The Pandemic as a Rupture that Follows Rules: Comparing Governance Responses in India, USA, Sweden and Norway
In this article Kenneth Bo Nielsen, Siddharth Sareen, Patrik Oskarsson and Devyn Remme argue that ruptures in democratic governance contexts embody temporally discontiguous and country-specific patterns. They argue that these are conjunctures of particular possibilities for bounded reconfiguration, and that such reconfiguration can intensify or shift the course of what the state is becoming.
How a country responds to a rupture such as the COVID-19 pandemic can be revelatory of its governance. Governance entails not only the exercise but also the constitution of authority. The pandemic response thus presents a real-world disruption to verify or problematize some truisms about national governance and produce novel comparisons and insights.
In this article Kenneth Bo Nielsen, Siddharth Sareen, Patrik Oskarsson and Devyn Remme present a comparative analysis across four established democratic nation-states. First, they identify concerns of relevance for national pandemic responses and map them to state characteristics. Next, they conduct thematic analyses of recent ruptures in India, the United States, Sweden and Norway, to form a baseline of truisms about governance responses to frontier moments such as this pandemic, and hypothesize their relative propensities across the concerns. They then compile comparative data on emergent pandemic responses during the first 90 days of respective, temporally proximate outbreaks.
This combination enables the authors to link response characteristics to national propensities across the relevant concerns.
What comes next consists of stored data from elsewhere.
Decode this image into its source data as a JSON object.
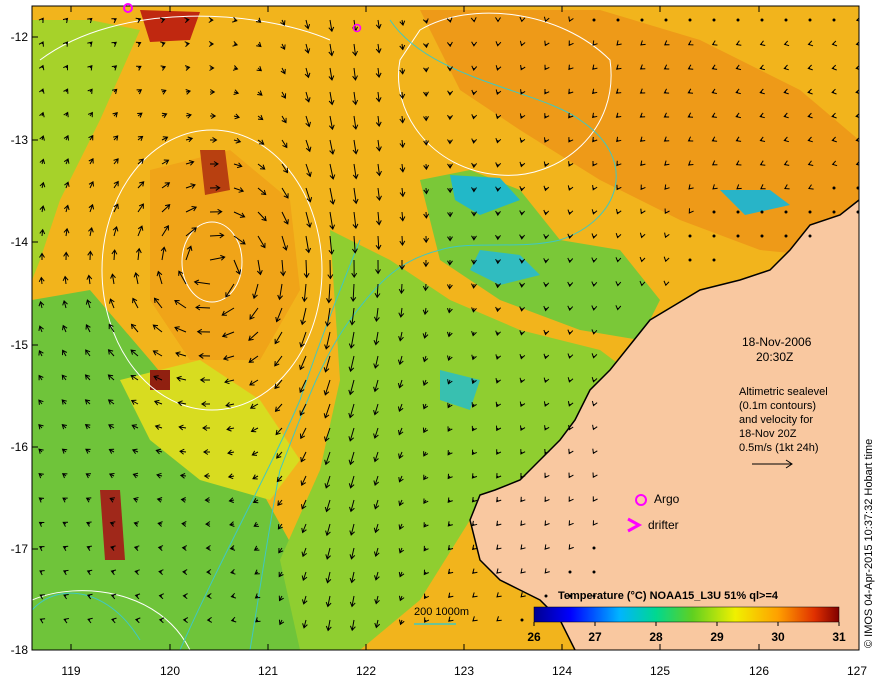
{
  "map": {
    "date": "18-Nov-2006",
    "time": "20:30Z",
    "info_lines": [
      "Altimetric sealevel",
      "(0.1m contours)",
      "and velocity for",
      "18-Nov 20Z",
      "0.5m/s (1kt 24h)"
    ],
    "legend_argo": "Argo",
    "legend_drifter": "drifter",
    "depth_label": "200  1000m",
    "colorbar_title": "Temperature (°C) NOAA15_L3U 51% ql>=4",
    "colorbar_ticks": [
      "26",
      "27",
      "28",
      "29",
      "30",
      "31"
    ],
    "side_text": "© IMOS 04-Apr-2015 10:37:32 Hobart time",
    "lat_labels": [
      "-12",
      "-13",
      "-14",
      "-15",
      "-16",
      "-17",
      "-18"
    ],
    "lon_labels": [
      "119",
      "120",
      "121",
      "122",
      "123",
      "124",
      "125",
      "126",
      "127"
    ]
  },
  "colors": {
    "land": "#f9c8a0",
    "argo": "#ff00ff",
    "drifter": "#ff00ff",
    "contour": "#ffffff",
    "isobath": "#40c8c0",
    "sst_low": "#00008f",
    "sst_high": "#800000"
  }
}
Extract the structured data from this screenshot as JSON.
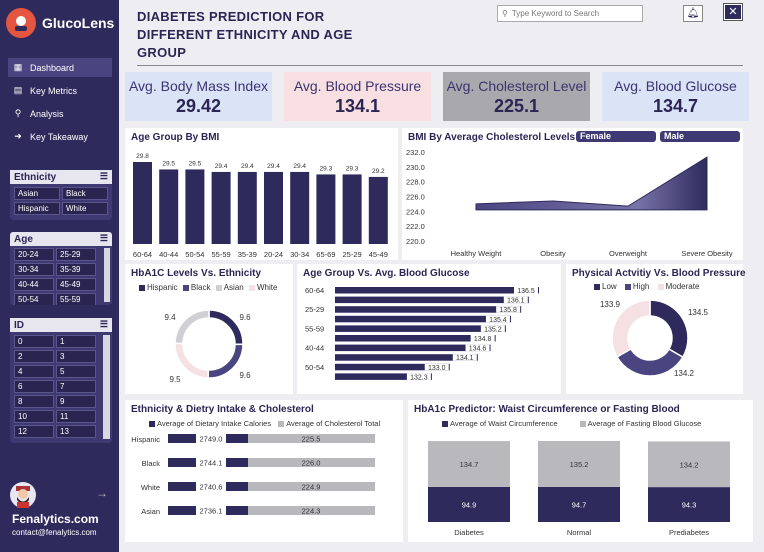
{
  "app": {
    "name": "GlucoLens"
  },
  "header": {
    "title_lines": [
      "DIABETES PREDICTION FOR",
      "DIFFERENT ETHNICITY AND AGE",
      "GROUP"
    ],
    "search_placeholder": "Type Keyword to Search"
  },
  "nav": [
    {
      "label": "Dashboard",
      "icon": "grid-icon",
      "active": true
    },
    {
      "label": "Key Metrics",
      "icon": "chart-icon",
      "active": false
    },
    {
      "label": "Analysis",
      "icon": "search-icon",
      "active": false
    },
    {
      "label": "Key Takeaway",
      "icon": "arrow-icon",
      "active": false
    }
  ],
  "filters": {
    "ethnicity": {
      "title": "Ethnicity",
      "items": [
        "Asian",
        "Black",
        "Hispanic",
        "White"
      ]
    },
    "age": {
      "title": "Age",
      "items": [
        "20-24",
        "25-29",
        "30-34",
        "35-39",
        "40-44",
        "45-49",
        "50-54",
        "55-59"
      ]
    },
    "id": {
      "title": "ID",
      "items": [
        "0",
        "1",
        "2",
        "3",
        "4",
        "5",
        "6",
        "7",
        "8",
        "9",
        "10",
        "11",
        "12",
        "13"
      ]
    }
  },
  "profile": {
    "name": "Fenalytics.com",
    "email": "contact@fenalytics.com"
  },
  "kpis": [
    {
      "label": "Avg. Body Mass Index",
      "value": "29.42",
      "color": "#dbe3f7"
    },
    {
      "label": "Avg. Blood Pressure",
      "value": "134.1",
      "color": "#f7dfe2"
    },
    {
      "label": "Avg. Cholesterol Level",
      "value": "225.1",
      "color": "#a9a8ad"
    },
    {
      "label": "Avg. Blood Glucose",
      "value": "134.7",
      "color": "#dbe3f7"
    }
  ],
  "colors": {
    "primary": "#2f2a5c",
    "mid": "#44407a",
    "light": "#cfcfd3",
    "pink": "#f5e0e3"
  },
  "chart_data": [
    {
      "id": "bmi_age",
      "type": "bar",
      "title": "Age Group By BMI",
      "categories": [
        "60-64",
        "40-44",
        "50-54",
        "55-59",
        "35-39",
        "20-24",
        "30-34",
        "65-69",
        "25-29",
        "45-49"
      ],
      "values": [
        29.8,
        29.5,
        29.5,
        29.4,
        29.4,
        29.4,
        29.4,
        29.3,
        29.3,
        29.2
      ]
    },
    {
      "id": "bmi_chol",
      "type": "area",
      "title": "BMI By Average Cholesterol Levels",
      "legend": [
        "Female",
        "Male"
      ],
      "categories": [
        "Healthy Weight",
        "Obesity",
        "Overweight",
        "Severe Obesity"
      ],
      "values": [
        225.0,
        225.4,
        224.7,
        231.3
      ],
      "yticks": [
        232.0,
        230.0,
        228.0,
        226.0,
        224.0,
        222.0,
        220.0
      ],
      "ylim": [
        220,
        232
      ]
    },
    {
      "id": "hba1c_eth",
      "type": "pie",
      "title": "HbA1C Levels Vs. Ethnicity",
      "categories": [
        "Hispanic",
        "Black",
        "Asian",
        "White"
      ],
      "values": [
        9.6,
        9.6,
        9.5,
        9.4
      ]
    },
    {
      "id": "age_glucose",
      "type": "bar",
      "title": "Age Group Vs. Avg. Blood Glucose",
      "categories": [
        "60-64",
        "",
        "25-29",
        "",
        "55-59",
        "",
        "40-44",
        "",
        "50-54",
        ""
      ],
      "values": [
        136.5,
        136.1,
        135.8,
        135.4,
        135.2,
        134.8,
        134.6,
        134.1,
        133.0,
        132.3
      ]
    },
    {
      "id": "activity_bp",
      "type": "pie",
      "title": "Physical Actvitiy Vs. Blood Pressure",
      "categories": [
        "Low",
        "High",
        "Moderate"
      ],
      "values": [
        134.5,
        134.2,
        133.9
      ]
    },
    {
      "id": "diet_chol",
      "type": "bar",
      "title": "Ethnicity & Dietry Intake & Cholesterol",
      "categories": [
        "Hispanic",
        "Black",
        "White",
        "Asian"
      ],
      "series": [
        {
          "name": "Average of Dietary Intake Calories",
          "values": [
            2749.0,
            2744.1,
            2740.6,
            2736.1
          ]
        },
        {
          "name": "Average of Cholesterol Total",
          "values": [
            225.5,
            226.0,
            224.9,
            224.3
          ]
        }
      ]
    },
    {
      "id": "waist_glucose",
      "type": "bar",
      "title": "HbA1c Predictor: Waist Circumference or Fasting Blood",
      "categories": [
        "Diabetes",
        "Normal",
        "Prediabetes"
      ],
      "series": [
        {
          "name": "Average of Waist Circumference",
          "values": [
            94.9,
            94.7,
            94.3
          ]
        },
        {
          "name": "Average of Fasting Blood Glucose",
          "values": [
            134.7,
            135.2,
            134.2
          ]
        }
      ]
    }
  ]
}
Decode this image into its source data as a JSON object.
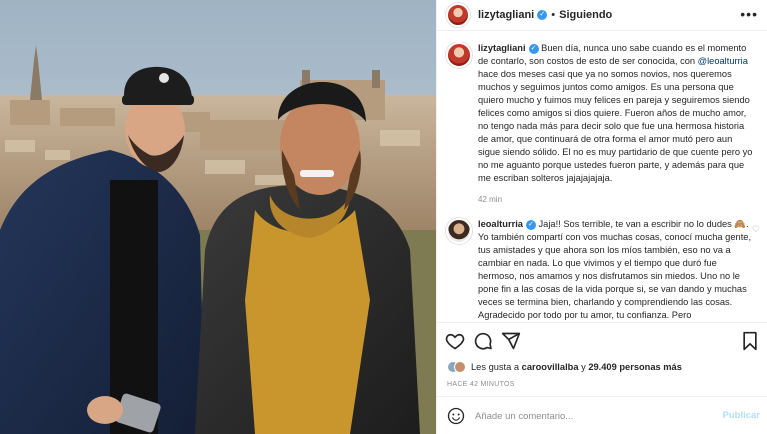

They identify similarities and differences between what the pandemic responses reveal and the truisms of scholarship about the four countries state characteristics. Nielsen, Sareen, Oskarsson and Remme argue that ruptures in democratic governance contexts embody temporally discontiguous and country-specific patterns. They are conjunctures of particular possibilities for bounded reconfiguration. Such reconfiguration can intensify or shift the course of what the state is becoming.
They argue that in their cases it accelerates shifts to authoritarianism (India and the United States), raises stark questions of national identity (Norway and Sweden) and underscores tensions between the reemergence of welfare states and the global project of neoliberalism. By revealing what sort of rules show resurgence across ruptures, their comparative analysis deepens a timely understanding of punctuated politics of reconfiguration of authority.